While Bill was running the pharmacy, Helen was building the sundries side of the business, going on buying trips and bringing back exquisite silver and other fine gifts. They were active in the community, supporting local charities and, in particular, the Little Sisters of the Poor.
As the years flew by like the pages of a Currier and Ives calendar, their children Joe, Lori and Mary Alice all worked in the store, as did — years later — their grandchildren Ryan, Tommy, Kelly, Billy and Allison. And then one day, recently, they reached the 50-year milestone and with that, a realization.
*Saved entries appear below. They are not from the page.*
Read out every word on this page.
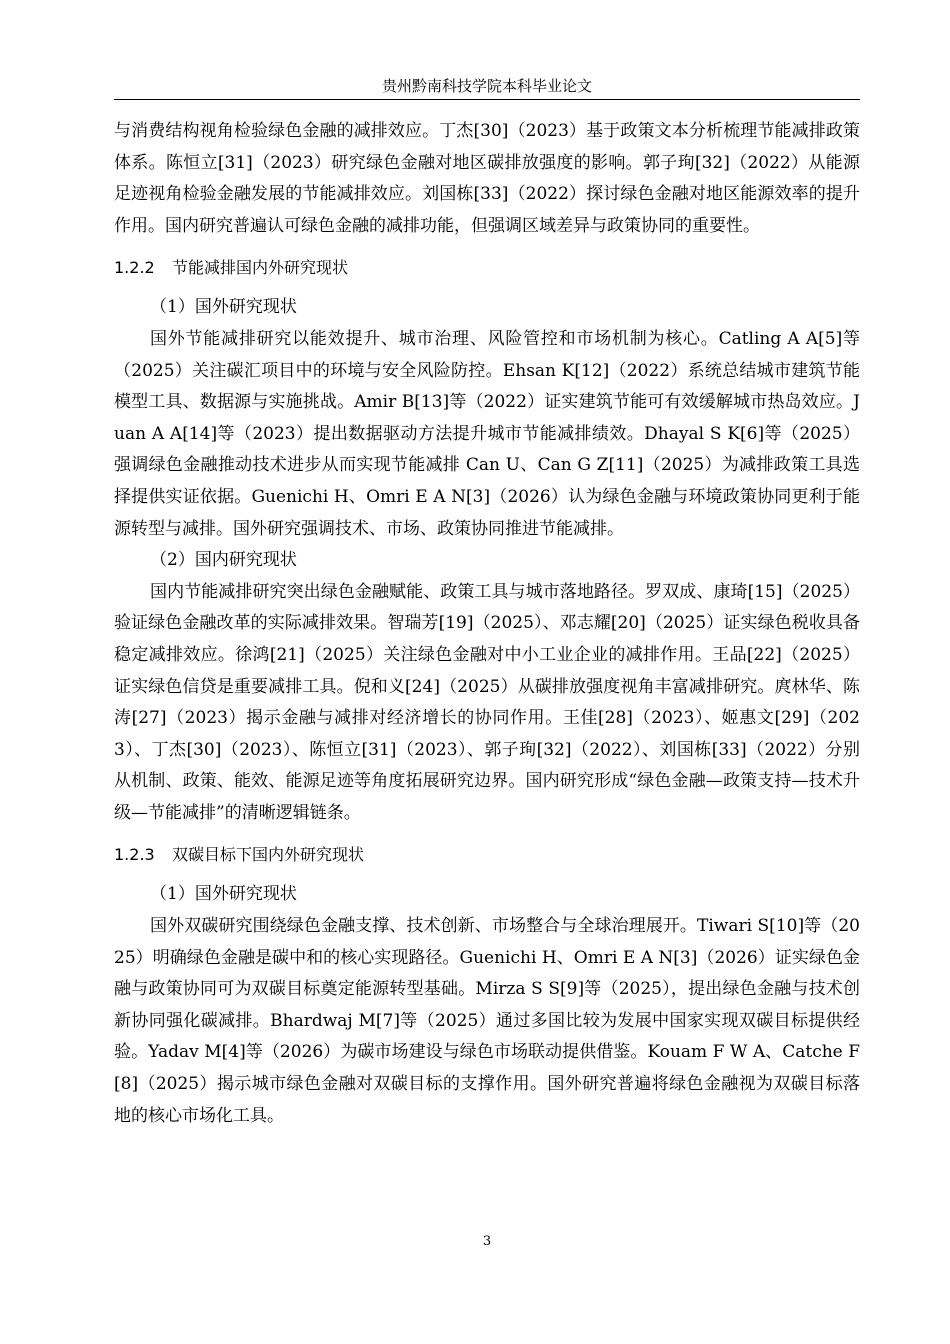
贵州黔南科技学院本科毕业论文

与消费结构视角检验绿色金融的减排效应。丁杰[30]（2023）基于政策文本分析梳理节能减排政策体系。陈恒立[31]（2023）研究绿色金融对地区碳排放强度的影响。郭子珣[32]（2022）从能源足迹视角检验金融发展的节能减排效应。刘国栋[33]（2022）探讨绿色金融对地区能源效率的提升作用。国内研究普遍认可绿色金融的减排功能，但强调区域差异与政策协同的重要性。

1.2.2 节能减排国内外研究现状

（1）国外研究现状

国外节能减排研究以能效提升、城市治理、风险管控和市场机制为核心。Catling A A[5]等（2025）关注碳汇项目中的环境与安全风险防控。Ehsan K[12]（2022）系统总结城市建筑节能模型工具、数据源与实施挑战。Amir B[13]等（2022）证实建筑节能可有效缓解城市热岛效应。Juan A A[14]等（2023）提出数据驱动方法提升城市节能减排绩效。Dhayal S K[6]等（2025）强调绿色金融推动技术进步从而实现节能减排 Can U、Can G Z[11]（2025）为减排政策工具选择提供实证依据。Guenichi H、Omri E A N[3]（2026）认为绿色金融与环境政策协同更利于能源转型与减排。国外研究强调技术、市场、政策协同推进节能减排。

（2）国内研究现状

国内节能减排研究突出绿色金融赋能、政策工具与城市落地路径。罗双成、康琦[15]（2025）验证绿色金融改革的实际减排效果。智瑞芳[19]（2025）、邓志耀[20]（2025）证实绿色税收具备稳定减排效应。徐鸿[21]（2025）关注绿色金融对中小工业企业的减排作用。王品[22]（2025）证实绿色信贷是重要减排工具。倪和义[24]（2025）从碳排放强度视角丰富减排研究。庹林华、陈涛[27]（2023）揭示金融与减排对经济增长的协同作用。王佳[28]（2023）、姬惠文[29]（2023）、丁杰[30]（2023）、陈恒立[31]（2023）、郭子珣[32]（2022）、刘国栋[33]（2022）分别从机制、政策、能效、能源足迹等角度拓展研究边界。国内研究形成“绿色金融—政策支持—技术升级—节能减排”的清晰逻辑链条。

1.2.3 双碳目标下国内外研究现状

（1）国外研究现状

国外双碳研究围绕绿色金融支撑、技术创新、市场整合与全球治理展开。Tiwari S[10]等（2025）明确绿色金融是碳中和的核心实现路径。Guenichi H、Omri E A N[3]（2026）证实绿色金融与政策协同可为双碳目标奠定能源转型基础。Mirza S S[9]等（2025），提出绿色金融与技术创新协同强化碳减排。Bhardwaj M[7]等（2025）通过多国比较为发展中国家实现双碳目标提供经验。Yadav M[4]等（2026）为碳市场建设与绿色市场联动提供借鉴。Kouam F W A、Catche F[8]（2025）揭示城市绿色金融对双碳目标的支撑作用。国外研究普遍将绿色金融视为双碳目标落地的核心市场化工具。

3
“I was working five to six days a week. I looked at my lovely wife, and there was no life — for her or me. And I said, ‘Here we are married for almost 58 years. This is the time to enjoy the sunsets we have left.’ ”
And so, the Sullivans will split their time between Oakland and a range that rises up to meet that big Montana sky, with a sense of adventure that belies their age. Their next chapter will perhaps be the most romantic one yet.